Editors’ Note

Just before Christmas friends and colleagues phoned and emailed to ask if we’d seen the latest NEA report on the decline of reading. The report could be interpreted as alarming, but it is in the optimistic nature of Narrative’s enterprise that the news was relayed to us as an affirmation of what we’re doing. Here’s the essence of the report, in case you haven’t seen it.

Annual book sales per person are steadily trending downward. Average household spending on books, adjusted for inflation, fell to a twenty-year low in 2005, though book prices were rising. The number of adult readers capable of making a meaningful comparison of viewpoints in two editorials has declined in the past decade to 13 percent of the population, and among high school seniors, only 35 percent are proficient readers. Overall the steepest declines in reading have been in the category of literary reading, and the full spectrum of losses in reading are taking place not only in the United States but also worldwide.

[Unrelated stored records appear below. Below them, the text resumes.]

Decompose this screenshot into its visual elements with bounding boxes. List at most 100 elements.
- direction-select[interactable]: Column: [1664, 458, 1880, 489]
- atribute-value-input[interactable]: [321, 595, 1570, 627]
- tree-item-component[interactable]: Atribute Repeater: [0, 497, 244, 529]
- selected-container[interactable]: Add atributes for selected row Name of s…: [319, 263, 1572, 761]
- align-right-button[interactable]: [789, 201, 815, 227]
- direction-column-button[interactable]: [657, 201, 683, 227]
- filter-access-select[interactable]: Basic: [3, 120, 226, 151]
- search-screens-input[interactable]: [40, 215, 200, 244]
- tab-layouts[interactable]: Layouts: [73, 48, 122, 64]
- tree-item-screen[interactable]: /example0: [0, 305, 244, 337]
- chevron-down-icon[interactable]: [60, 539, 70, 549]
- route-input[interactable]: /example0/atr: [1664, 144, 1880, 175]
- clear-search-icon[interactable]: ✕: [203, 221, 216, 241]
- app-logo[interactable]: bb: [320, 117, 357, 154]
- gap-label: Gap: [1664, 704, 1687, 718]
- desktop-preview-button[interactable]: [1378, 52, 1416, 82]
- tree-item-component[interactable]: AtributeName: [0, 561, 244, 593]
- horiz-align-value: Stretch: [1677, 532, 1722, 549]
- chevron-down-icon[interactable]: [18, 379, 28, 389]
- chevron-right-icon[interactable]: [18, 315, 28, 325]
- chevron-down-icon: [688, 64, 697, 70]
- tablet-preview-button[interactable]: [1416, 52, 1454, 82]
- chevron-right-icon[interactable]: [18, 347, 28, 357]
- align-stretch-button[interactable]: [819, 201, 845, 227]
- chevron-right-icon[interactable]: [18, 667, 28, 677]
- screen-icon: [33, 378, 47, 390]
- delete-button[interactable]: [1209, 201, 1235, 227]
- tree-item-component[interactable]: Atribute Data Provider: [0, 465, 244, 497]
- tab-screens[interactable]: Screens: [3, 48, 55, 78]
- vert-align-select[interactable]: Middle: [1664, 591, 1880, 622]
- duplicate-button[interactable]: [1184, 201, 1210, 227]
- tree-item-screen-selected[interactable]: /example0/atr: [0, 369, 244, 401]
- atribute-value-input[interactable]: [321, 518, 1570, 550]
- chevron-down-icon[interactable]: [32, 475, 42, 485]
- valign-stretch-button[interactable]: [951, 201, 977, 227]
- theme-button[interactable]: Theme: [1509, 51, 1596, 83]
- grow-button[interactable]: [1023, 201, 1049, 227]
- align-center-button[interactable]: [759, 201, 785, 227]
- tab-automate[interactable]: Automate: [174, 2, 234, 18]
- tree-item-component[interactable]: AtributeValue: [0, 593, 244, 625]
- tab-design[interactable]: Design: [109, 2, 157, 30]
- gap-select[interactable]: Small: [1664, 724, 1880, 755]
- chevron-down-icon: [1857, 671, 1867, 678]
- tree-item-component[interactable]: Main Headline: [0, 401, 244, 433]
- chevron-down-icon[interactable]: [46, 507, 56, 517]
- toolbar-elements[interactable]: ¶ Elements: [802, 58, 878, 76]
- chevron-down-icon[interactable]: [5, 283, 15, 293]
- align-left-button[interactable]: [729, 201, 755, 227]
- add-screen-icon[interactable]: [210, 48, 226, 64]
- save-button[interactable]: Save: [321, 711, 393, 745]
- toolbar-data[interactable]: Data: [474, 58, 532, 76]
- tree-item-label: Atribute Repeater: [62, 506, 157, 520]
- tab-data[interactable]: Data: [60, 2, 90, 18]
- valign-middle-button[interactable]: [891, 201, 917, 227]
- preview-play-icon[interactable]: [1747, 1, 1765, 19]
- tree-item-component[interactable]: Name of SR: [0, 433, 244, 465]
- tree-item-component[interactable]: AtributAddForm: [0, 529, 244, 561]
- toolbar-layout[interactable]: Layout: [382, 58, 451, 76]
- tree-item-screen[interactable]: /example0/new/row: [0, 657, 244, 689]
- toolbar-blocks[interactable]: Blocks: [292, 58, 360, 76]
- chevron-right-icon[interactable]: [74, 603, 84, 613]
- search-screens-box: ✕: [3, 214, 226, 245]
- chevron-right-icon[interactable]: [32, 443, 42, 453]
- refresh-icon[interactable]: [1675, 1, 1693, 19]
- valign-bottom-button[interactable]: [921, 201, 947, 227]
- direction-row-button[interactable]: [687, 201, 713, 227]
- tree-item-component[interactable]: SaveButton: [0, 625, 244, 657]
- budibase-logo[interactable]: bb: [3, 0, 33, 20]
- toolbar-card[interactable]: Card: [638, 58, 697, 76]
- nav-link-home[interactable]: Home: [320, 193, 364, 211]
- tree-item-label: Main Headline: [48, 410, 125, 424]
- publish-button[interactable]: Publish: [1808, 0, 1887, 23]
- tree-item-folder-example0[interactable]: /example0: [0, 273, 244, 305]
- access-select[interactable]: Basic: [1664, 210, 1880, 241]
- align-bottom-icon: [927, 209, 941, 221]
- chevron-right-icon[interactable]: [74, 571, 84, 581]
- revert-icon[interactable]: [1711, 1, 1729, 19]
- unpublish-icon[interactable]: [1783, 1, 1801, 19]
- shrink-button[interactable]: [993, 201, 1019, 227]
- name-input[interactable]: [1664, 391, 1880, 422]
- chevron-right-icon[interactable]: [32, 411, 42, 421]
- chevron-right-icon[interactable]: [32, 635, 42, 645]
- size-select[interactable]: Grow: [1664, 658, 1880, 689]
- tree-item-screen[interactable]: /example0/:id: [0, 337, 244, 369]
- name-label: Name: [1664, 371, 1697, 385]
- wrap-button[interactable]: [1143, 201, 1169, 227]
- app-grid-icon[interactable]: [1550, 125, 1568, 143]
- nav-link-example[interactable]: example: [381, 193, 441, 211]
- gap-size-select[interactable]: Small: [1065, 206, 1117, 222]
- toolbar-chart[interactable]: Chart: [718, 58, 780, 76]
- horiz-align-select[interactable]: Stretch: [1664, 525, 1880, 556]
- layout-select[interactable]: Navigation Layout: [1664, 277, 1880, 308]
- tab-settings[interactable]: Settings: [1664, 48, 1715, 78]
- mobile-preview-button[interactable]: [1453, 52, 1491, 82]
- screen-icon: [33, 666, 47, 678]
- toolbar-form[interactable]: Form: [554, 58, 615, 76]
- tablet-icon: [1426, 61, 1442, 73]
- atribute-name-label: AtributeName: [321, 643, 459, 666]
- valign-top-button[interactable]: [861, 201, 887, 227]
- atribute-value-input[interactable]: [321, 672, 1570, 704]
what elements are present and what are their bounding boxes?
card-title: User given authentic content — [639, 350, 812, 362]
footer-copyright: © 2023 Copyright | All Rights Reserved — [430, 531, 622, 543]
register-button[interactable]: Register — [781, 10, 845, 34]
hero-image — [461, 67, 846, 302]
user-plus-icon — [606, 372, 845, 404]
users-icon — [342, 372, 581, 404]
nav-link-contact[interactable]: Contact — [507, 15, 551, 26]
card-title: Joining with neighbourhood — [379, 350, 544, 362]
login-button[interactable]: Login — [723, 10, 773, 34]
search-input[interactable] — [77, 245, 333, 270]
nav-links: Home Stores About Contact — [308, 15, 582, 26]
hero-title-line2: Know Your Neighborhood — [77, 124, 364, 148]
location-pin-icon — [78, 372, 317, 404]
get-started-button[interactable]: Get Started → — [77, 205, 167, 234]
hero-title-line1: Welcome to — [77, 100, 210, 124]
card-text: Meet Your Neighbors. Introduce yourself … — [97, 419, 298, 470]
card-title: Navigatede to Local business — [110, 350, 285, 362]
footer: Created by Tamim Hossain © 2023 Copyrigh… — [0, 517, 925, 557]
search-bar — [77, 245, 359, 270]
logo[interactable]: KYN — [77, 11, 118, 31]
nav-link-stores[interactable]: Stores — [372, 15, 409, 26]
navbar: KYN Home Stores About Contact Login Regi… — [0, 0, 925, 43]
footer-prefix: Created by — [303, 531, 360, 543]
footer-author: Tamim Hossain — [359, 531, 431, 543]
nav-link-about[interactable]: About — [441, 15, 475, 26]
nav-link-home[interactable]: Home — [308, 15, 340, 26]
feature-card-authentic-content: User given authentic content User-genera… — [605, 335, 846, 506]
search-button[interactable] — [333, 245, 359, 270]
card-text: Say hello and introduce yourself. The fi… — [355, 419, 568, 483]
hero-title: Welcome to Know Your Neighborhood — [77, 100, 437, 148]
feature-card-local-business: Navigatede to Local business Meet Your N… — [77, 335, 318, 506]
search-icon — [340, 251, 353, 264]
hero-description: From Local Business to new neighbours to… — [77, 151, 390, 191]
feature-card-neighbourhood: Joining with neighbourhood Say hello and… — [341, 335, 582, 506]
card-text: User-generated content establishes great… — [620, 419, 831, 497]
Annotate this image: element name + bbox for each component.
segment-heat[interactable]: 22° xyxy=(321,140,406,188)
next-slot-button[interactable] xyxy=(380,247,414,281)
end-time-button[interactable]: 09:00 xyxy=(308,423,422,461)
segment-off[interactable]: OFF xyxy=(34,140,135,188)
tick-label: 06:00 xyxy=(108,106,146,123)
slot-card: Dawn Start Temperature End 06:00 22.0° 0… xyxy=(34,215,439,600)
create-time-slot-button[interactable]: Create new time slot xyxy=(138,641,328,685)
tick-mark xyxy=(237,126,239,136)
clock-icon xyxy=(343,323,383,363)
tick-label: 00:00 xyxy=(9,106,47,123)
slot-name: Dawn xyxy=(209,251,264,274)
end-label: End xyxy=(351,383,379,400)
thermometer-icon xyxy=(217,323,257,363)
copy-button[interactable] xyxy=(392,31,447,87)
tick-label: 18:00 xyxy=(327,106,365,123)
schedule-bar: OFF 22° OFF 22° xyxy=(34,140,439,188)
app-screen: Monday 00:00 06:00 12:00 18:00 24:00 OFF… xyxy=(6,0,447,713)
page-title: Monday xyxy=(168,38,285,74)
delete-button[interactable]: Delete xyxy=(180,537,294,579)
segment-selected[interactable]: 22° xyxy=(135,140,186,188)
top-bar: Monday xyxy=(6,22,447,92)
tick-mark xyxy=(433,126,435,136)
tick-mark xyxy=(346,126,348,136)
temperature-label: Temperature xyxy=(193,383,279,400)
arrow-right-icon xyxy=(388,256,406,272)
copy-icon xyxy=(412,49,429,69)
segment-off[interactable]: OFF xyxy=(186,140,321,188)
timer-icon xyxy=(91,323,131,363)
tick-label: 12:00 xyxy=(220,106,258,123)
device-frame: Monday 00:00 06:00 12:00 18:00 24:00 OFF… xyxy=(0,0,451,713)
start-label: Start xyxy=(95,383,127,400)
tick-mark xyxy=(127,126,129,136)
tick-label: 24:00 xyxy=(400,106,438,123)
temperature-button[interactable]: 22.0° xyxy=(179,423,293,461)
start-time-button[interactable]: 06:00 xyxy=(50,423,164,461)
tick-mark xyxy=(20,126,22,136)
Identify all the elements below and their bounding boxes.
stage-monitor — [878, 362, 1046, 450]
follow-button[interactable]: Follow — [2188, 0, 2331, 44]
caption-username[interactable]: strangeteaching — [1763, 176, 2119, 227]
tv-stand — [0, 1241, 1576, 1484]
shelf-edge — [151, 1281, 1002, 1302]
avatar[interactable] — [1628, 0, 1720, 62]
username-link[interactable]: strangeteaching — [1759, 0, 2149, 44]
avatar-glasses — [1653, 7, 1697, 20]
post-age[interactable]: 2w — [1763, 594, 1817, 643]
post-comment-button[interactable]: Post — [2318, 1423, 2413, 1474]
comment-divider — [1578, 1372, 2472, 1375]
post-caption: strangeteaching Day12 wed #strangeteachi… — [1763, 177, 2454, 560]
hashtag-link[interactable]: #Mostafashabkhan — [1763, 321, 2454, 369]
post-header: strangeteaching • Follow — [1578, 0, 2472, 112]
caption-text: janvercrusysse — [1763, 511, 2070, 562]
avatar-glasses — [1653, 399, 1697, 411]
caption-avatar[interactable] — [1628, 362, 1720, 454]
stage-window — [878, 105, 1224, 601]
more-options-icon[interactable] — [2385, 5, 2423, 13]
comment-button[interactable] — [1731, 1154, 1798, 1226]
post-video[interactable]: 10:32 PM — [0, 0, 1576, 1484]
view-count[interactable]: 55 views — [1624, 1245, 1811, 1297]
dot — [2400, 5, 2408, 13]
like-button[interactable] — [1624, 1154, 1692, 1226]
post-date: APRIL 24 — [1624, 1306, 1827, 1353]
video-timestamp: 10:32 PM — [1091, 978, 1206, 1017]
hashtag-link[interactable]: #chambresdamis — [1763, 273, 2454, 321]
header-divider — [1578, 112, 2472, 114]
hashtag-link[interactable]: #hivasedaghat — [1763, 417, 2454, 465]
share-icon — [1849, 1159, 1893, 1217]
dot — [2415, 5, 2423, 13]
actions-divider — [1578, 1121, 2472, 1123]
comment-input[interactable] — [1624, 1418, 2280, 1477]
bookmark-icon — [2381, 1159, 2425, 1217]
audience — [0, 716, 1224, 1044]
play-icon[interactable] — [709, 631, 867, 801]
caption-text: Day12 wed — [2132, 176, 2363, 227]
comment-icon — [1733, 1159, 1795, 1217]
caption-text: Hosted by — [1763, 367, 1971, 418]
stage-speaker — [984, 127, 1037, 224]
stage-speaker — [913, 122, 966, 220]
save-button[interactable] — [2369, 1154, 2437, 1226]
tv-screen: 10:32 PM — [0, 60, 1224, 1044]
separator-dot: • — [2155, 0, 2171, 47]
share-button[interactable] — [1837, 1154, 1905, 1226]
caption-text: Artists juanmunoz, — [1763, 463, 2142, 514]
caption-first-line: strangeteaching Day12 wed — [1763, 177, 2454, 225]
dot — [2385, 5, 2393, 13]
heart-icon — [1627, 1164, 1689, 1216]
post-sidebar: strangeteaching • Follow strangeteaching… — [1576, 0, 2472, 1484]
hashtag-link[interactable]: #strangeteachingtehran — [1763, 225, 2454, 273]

These trends are troubling, given that good readers are more likely than others to participate in all areas of culture, but the decline of reading may be viewed as less than terminal when viewed in historical perspective. Mass literacy, or general reading as we think of it today, dates from the mid-nineteenth century, a short hundred and fifty years ago. The changes occurring now may simply be an evolutionary aspect of media inevitably moving us toward more pictorial and auditory forms.